The most effective approach treats AI as part of a broader ecosystem. “Finlee,” for example, is programmed to recognise when a student needs human help, triggering a “warm handoff” to an advisor in roughly a minute and a half. This ensures efficiency whilst preserving empathetic, personalised support. The AI assistant also handles routine enquiries that previously consumed significant staff time, allowing financial advisors to focus on students with complex circumstances requiring nuanced guidance. This human-AI collaboration creates a tiered support system where technology manages high-volume questions while human experts address situations demanding empathy, judgement, and personalised problem-solving.

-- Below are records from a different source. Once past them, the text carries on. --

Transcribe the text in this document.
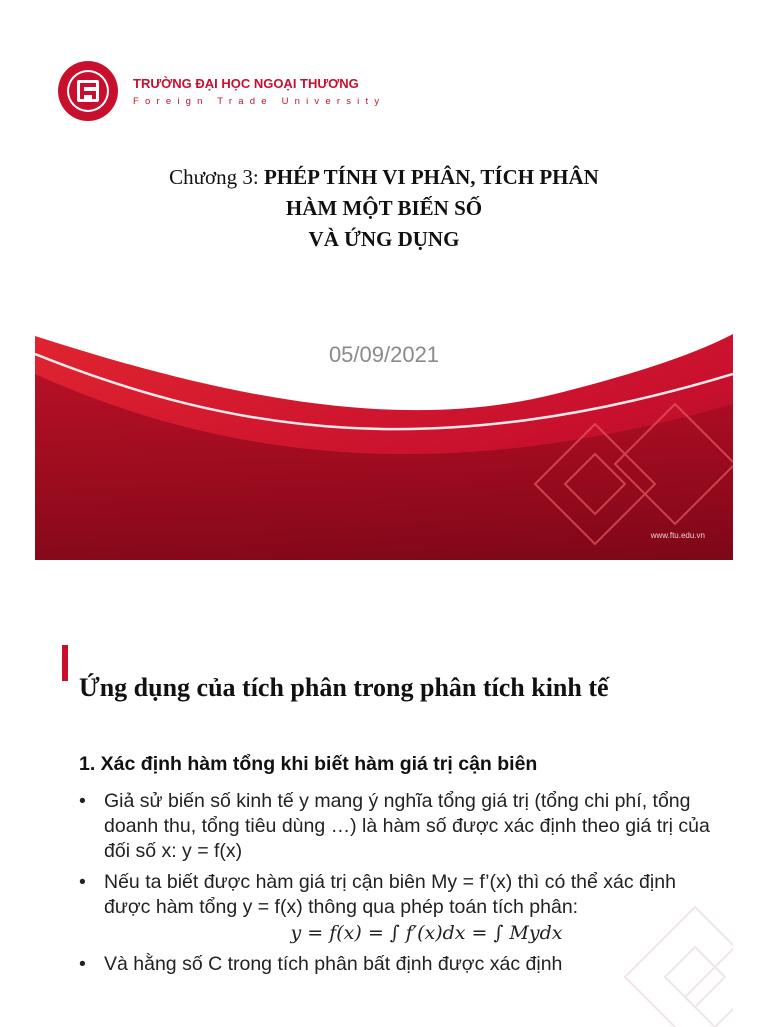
TRƯỜNG ĐẠI HỌC NGOẠI THƯƠNG
Foreign Trade University
Chương 3: PHÉP TÍNH VI PHÂN, TÍCH PHÂN
HÀM MỘT BIẾN SỐ
VÀ ỨNG DỤNG
05/09/2021
www.ftu.edu.vn
Ứng dụng của tích phân trong phân tích kinh tế
1. Xác định hàm tổng khi biết hàm giá trị cận biên
• Giả sử biến số kinh tế y mang ý nghĩa tổng giá trị (tổng chi phí, tổng doanh thu, tổng tiêu dùng …) là hàm số được xác định theo giá trị của đối số x: y = f(x)
• Nếu ta biết được hàm giá trị cận biên My = f’(x) thì có thể xác định được hàm tổng y = f(x) thông qua phép toán tích phân:
y = f(x) = ∫ f′(x)dx = ∫ Mydx
• Và hằng số C trong tích phân bất định được xác định
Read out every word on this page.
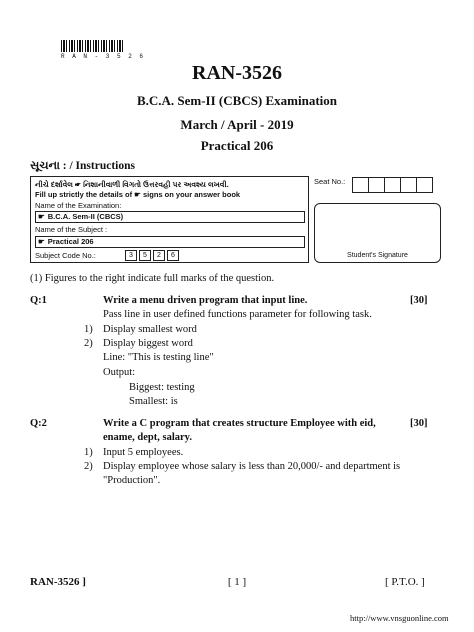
R A N - 3 5 2 6
RAN-3526
B.C.A. Sem-II (CBCS) Examination
March / April - 2019
Practical 206
સૂચના : / Instructions
નીચે દર્શાવેલ ☛ નિશાનીવાળી વિગતો ઉત્તરવહી પર અવશ્ય લખવી.
Fill up strictly the details of ☛ signs on your answer book
Name of the Examination:
☛ B.C.A. Sem-II (CBCS)
Name of the Subject :
☛ Practical 206
Subject Code No.:	3	5	2	6
Seat No.:
Student's Signature
(1) Figures to the right indicate full marks of the question.
Q:1	Write a menu driven program that input line.	[30]
Pass line in user defined functions parameter for following task.
1) Display smallest word
2) Display biggest word
Line: "This is testing line"
Output:
Biggest: testing
Smallest: is
Q:2	Write a C program that creates structure Employee with eid,	[30]
ename, dept, salary.
1) Input 5 employees.
2) Display employee whose salary is less than 20,000/- and department is
"Production".
RAN-3526 ]	[ 1 ]	[ P.T.O. ]
http://www.vnsguonline.com
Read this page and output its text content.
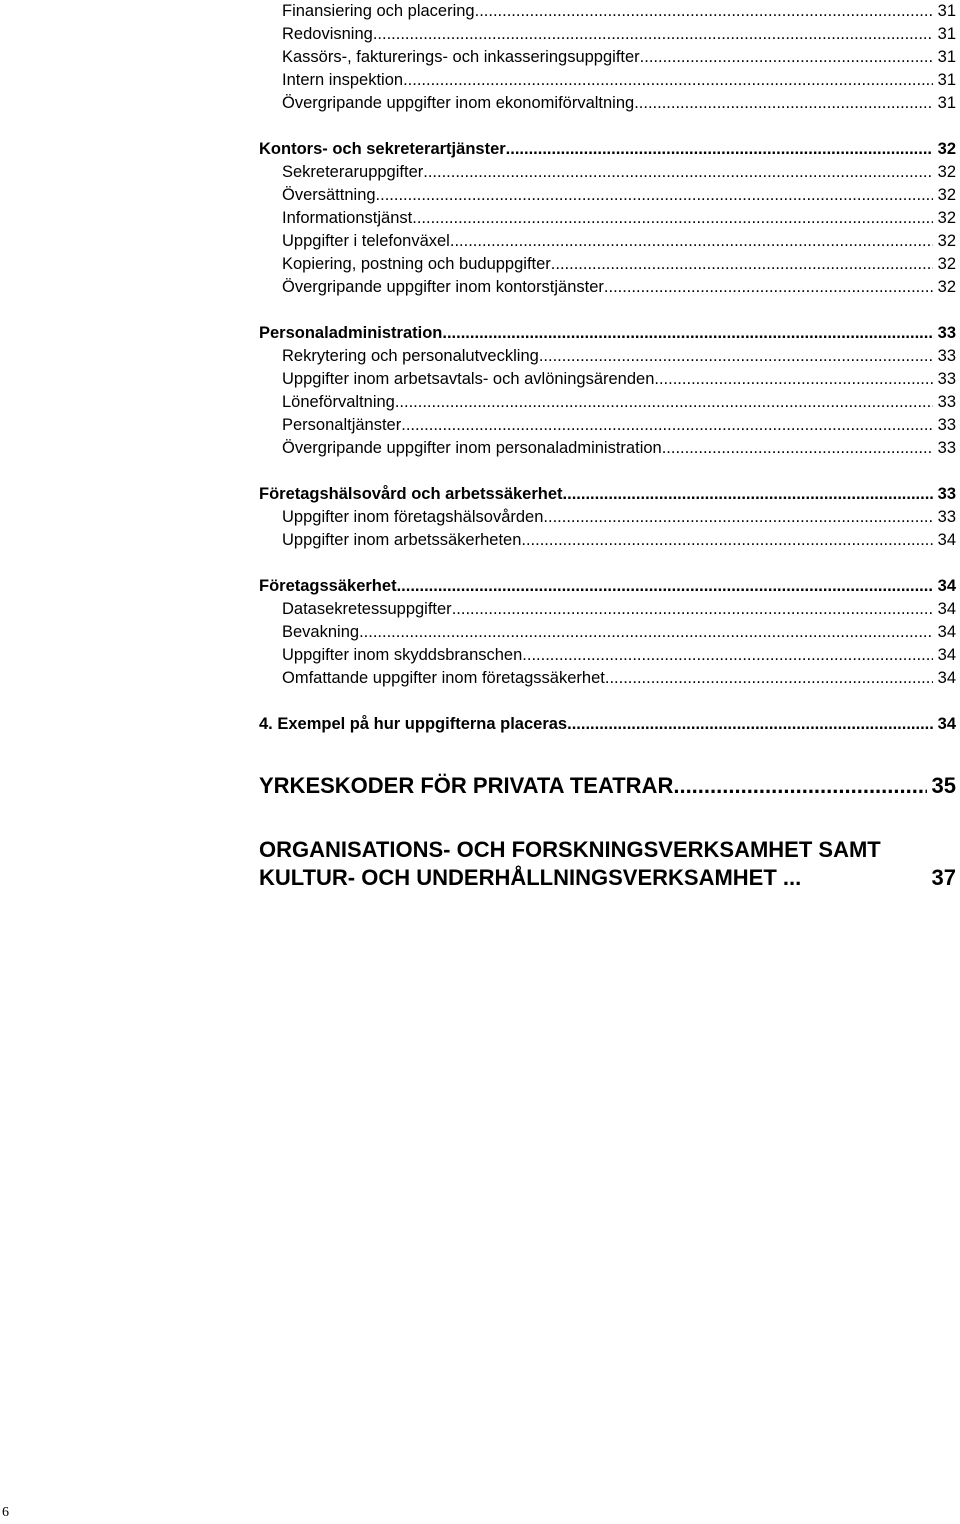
Finansiering och placering .....	31
Redovisning .....	31
Kassörs-, fakturerings- och inkasseringsuppgifter .....	31
Intern inspektion .....	31
Övergripande uppgifter inom ekonomiförvaltning .....	31
Kontors- och sekreterartjänster .....	32
Sekreteraruppgifter .....	32
Översättning .....	32
Informationstjänst .....	32
Uppgifter i telefonväxel .....	32
Kopiering, postning och buduppgifter .....	32
Övergripande uppgifter inom kontorstjänster .....	32
Personaladministration .....	33
Rekrytering och personalutveckling .....	33
Uppgifter inom arbetsavtals- och avlöningsärenden .....	33
Löneförvaltning .....	33
Personaltjänster .....	33
Övergripande uppgifter inom personaladministration .....	33
Företagshälsovård och arbetssäkerhet .....	33
Uppgifter inom företagshälsovården .....	33
Uppgifter inom arbetssäkerheten .....	34
Företagssäkerhet .....	34
Datasekretessuppgifter .....	34
Bevakning .....	34
Uppgifter inom skyddsbranschen .....	34
Omfattande uppgifter inom företagssäkerhet .....	34
4. Exempel på hur uppgifterna placeras .....	34
YRKESKODER FÖR PRIVATA TEATRAR .....	35
ORGANISATIONS- OCH FORSKNINGSVERKSAMHET SAMT KULTUR- OCH UNDERHÅLLNINGSVERKSAMHET ...	37
6
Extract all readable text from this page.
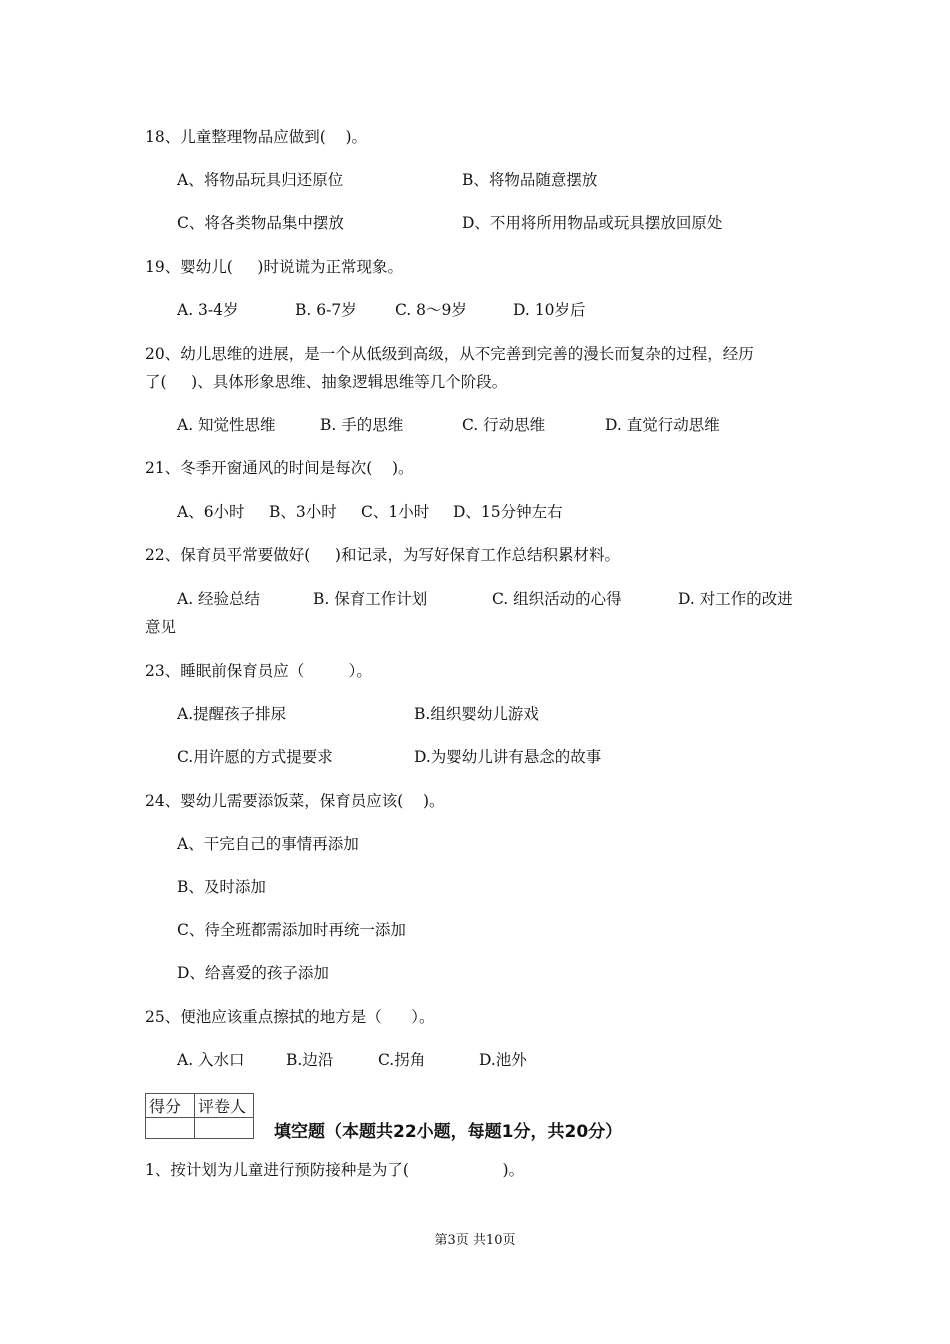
18、儿童整理物品应做到(    )。
A、将物品玩具归还原位	B、将物品随意摆放
C、将各类物品集中摆放	D、不用将所用物品或玩具摆放回原处
19、婴幼儿(     )时说谎为正常现象。
A. 3-4岁	B. 6-7岁 C. 8～9岁	D. 10岁后
20、幼儿思维的进展，是一个从低级到高级，从不完善到完善的漫长而复杂的过程，经历
了(     )、具体形象思维、抽象逻辑思维等几个阶段。
A. 知觉性思维	B. 手的思维	C. 行动思维	D. 直觉行动思维
21、冬季开窗通风的时间是每次(    )。
A、6小时 B、3小时 C、1小时 D、15分钟左右
22、保育员平常要做好(     )和记录，为写好保育工作总结积累材料。
A. 经验总结	B. 保育工作计划	C. 组织活动的心得	D. 对工作的改进
意见
23、睡眠前保育员应（         ）。
A.提醒孩子排尿	B.组织婴幼儿游戏
C.用许愿的方式提要求	D.为婴幼儿讲有悬念的故事
24、婴幼儿需要添饭菜，保育员应该(    )。
A、干完自己的事情再添加
B、及时添加
C、待全班都需添加时再统一添加
D、给喜爱的孩子添加
25、便池应该重点擦拭的地方是（      ）。
A. 入水口	B.边沿	C.拐角	D.池外
得分	评卷人

填空题（本题共22小题，每题1分，共20分）
1、按计划为儿童进行预防接种是为了(                   )。
第3页 共10页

It’s Evolution, Not Revolution

The integration of AI in student support is an evolution, enhancing human capabilities rather than replacing them. By deploying tools like “Finlee” to manage high-volume queries, institutions create more responsive and effective systems. At the same time, they empower staff to concentrate on where their expertise and compassion matter most. As higher education continues to grapple with challenges of scale, accessibility, and personalisation, well-designed AI solutions offer a promising path forward. The best implementations see AI not as a substitute for human connection, but as a tool to strengthen it.

Educational institutions should approach AI integration with both optimism and care, embracing innovation while ensuring it complements and empowers the professionals who remain central to effective student support. In doing so, they reaffirm their core mission: helping students navigate challenges and realise their full potential.